- Born: 20 November 1919
- Died: 27 October 2007 (aged 87)

= Giorgos Psarakis =

Greek politician

Giorgos Psarakis of Aristeides and Maria (20 November 1919, in Arkalochori, Heraklion – 27 October 2007) was a Greek politician and resistance fighter, the first member of parliament with PASOK (1974) from Crete. He served as governor of the Agricultural Insurance Board from 1981 to 1985.

== Biography ==
He had 8 siblings. The last surviving one, Giorgos's sister, Eleutheria Psaraki, died in July 2011.

He graduated the Practical Lyceum in Heraklion and then studied in the School of Commercial Studies in Athens.
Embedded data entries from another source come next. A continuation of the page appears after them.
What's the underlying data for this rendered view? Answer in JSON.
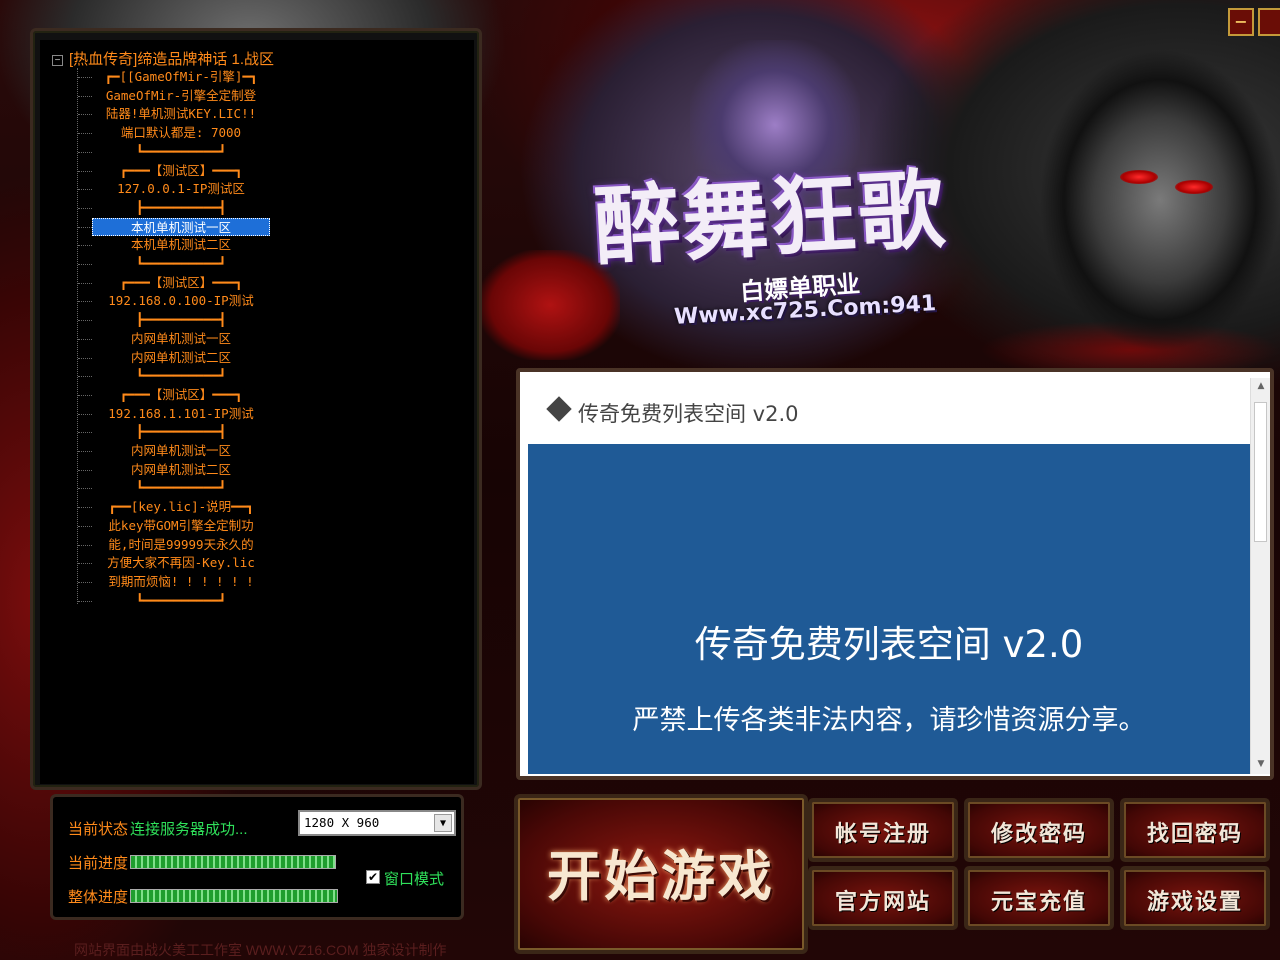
{
  "window": {
    "minimize_label": "−"
  },
  "logo": {
    "title": "醉舞狂歌",
    "subtitle": "白嫖单职业",
    "url": "Www.xc725.Com:941"
  },
  "tree": {
    "root_label": "[热血传奇]缔造品牌神话 1.战区",
    "items": [
      {
        "label": "┏━[[GameOfMir-引擎]━┓"
      },
      {
        "label": "GameOfMir-引擎全定制登"
      },
      {
        "label": "陆器!单机测试KEY.LIC!!"
      },
      {
        "label": "端口默认都是: 7000"
      },
      {
        "label": "┗━━━━━━━━━━┛"
      },
      {
        "label": "┏━━━【测试区】━━━┓"
      },
      {
        "label": "127.0.0.1-IP测试区"
      },
      {
        "label": "┣━━━━━━━━━━┫"
      },
      {
        "label": "本机单机测试一区"
      },
      {
        "label": "本机单机测试二区"
      },
      {
        "label": "┗━━━━━━━━━━┛"
      },
      {
        "label": "┏━━━【测试区】━━━┓"
      },
      {
        "label": "192.168.0.100-IP测试"
      },
      {
        "label": "┣━━━━━━━━━━┫"
      },
      {
        "label": "内网单机测试一区"
      },
      {
        "label": "内网单机测试二区"
      },
      {
        "label": "┗━━━━━━━━━━┛"
      },
      {
        "label": "┏━━━【测试区】━━━┓"
      },
      {
        "label": "192.168.1.101-IP测试"
      },
      {
        "label": "┣━━━━━━━━━━┫"
      },
      {
        "label": "内网单机测试一区"
      },
      {
        "label": "内网单机测试二区"
      },
      {
        "label": "┗━━━━━━━━━━┛"
      },
      {
        "label": "┏━━[key.lic]-说明━━┓"
      },
      {
        "label": "此key带GOM引擎全定制功"
      },
      {
        "label": "能,时间是99999天永久的"
      },
      {
        "label": "方便大家不再因-Key.lic"
      },
      {
        "label": "到期而烦恼! ! ! ! ! !"
      },
      {
        "label": "┗━━━━━━━━━━┛"
      }
    ],
    "selected_index": 8
  },
  "status": {
    "state_label": "当前状态",
    "state_value": "连接服务器成功...",
    "current_progress_label": "当前进度",
    "total_progress_label": "整体进度",
    "current_progress": 1.0,
    "total_progress": 1.0,
    "resolution": "1280 X 960",
    "window_mode_label": "窗口模式",
    "window_mode_checked": true
  },
  "browser": {
    "header_title": "传奇免费列表空间 v2.0",
    "heading": "传奇免费列表空间 v2.0",
    "notice": "严禁上传各类非法内容，请珍惜资源分享。"
  },
  "buttons": {
    "start": "开始游戏",
    "register": "帐号注册",
    "change_password": "修改密码",
    "recover_password": "找回密码",
    "website": "官方网站",
    "recharge": "元宝充值",
    "settings": "游戏设置"
  },
  "footer": "网站界面由战火美工工作室 WWW.VZ16.COM 独家设计制作"
}
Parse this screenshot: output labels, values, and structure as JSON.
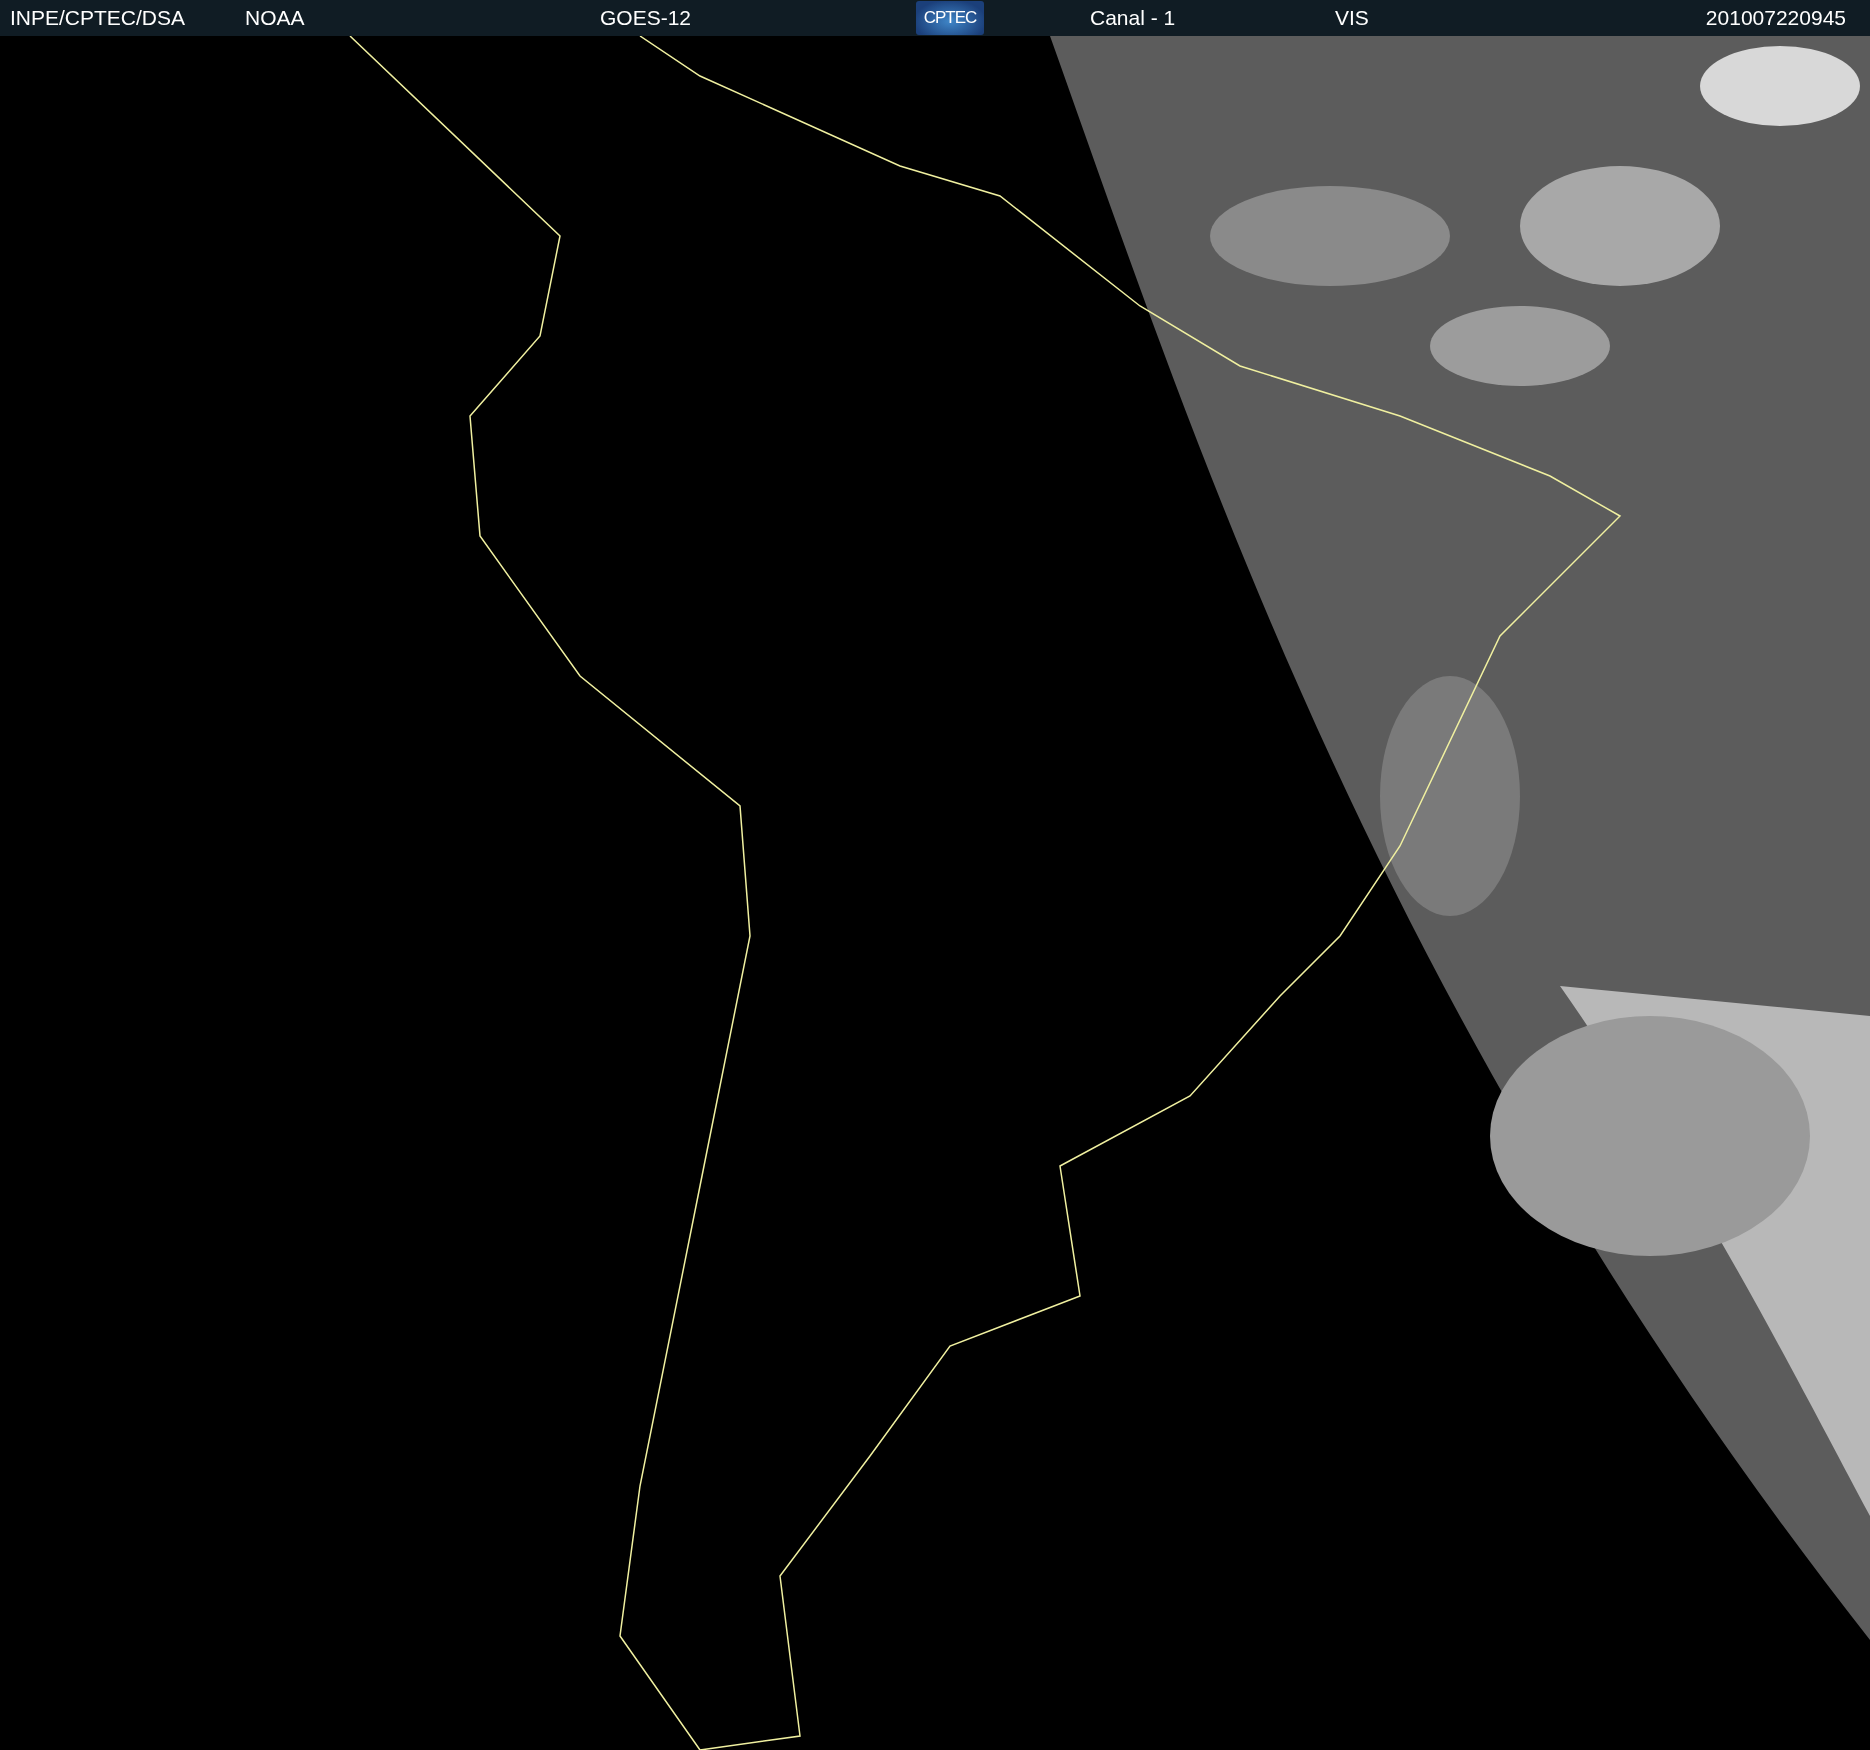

During World War II, he participated in the resistance, as he took part at the Battle of Crete, under Antonis Mpeteinakis and also in the attack against the airport at Kastelli in Operation Albumen, on 7 June 1942.

He served as president of the Arkalochori Community until his resignation in 1967 (in order to get into politics).

He was elected member of parliament in the 1974 election, the first election after the Metapolitefsi with the newly founded PASOK, getting 5,666 votes, and was the first PM with PASOK elected in Crete (in Heraklion).

In 1981 he was appointed by the PASOK government as governor of the Agricultural Insurance Board and remain in this position until 1985.

He died by cardiac arrest on 27 October 2007. The funeral was performed to days later at Arkalochori. With donations from the Psarakis family, a nursing home was built in Arkalochori, which was named after his last name. The donation was about 2 million euros.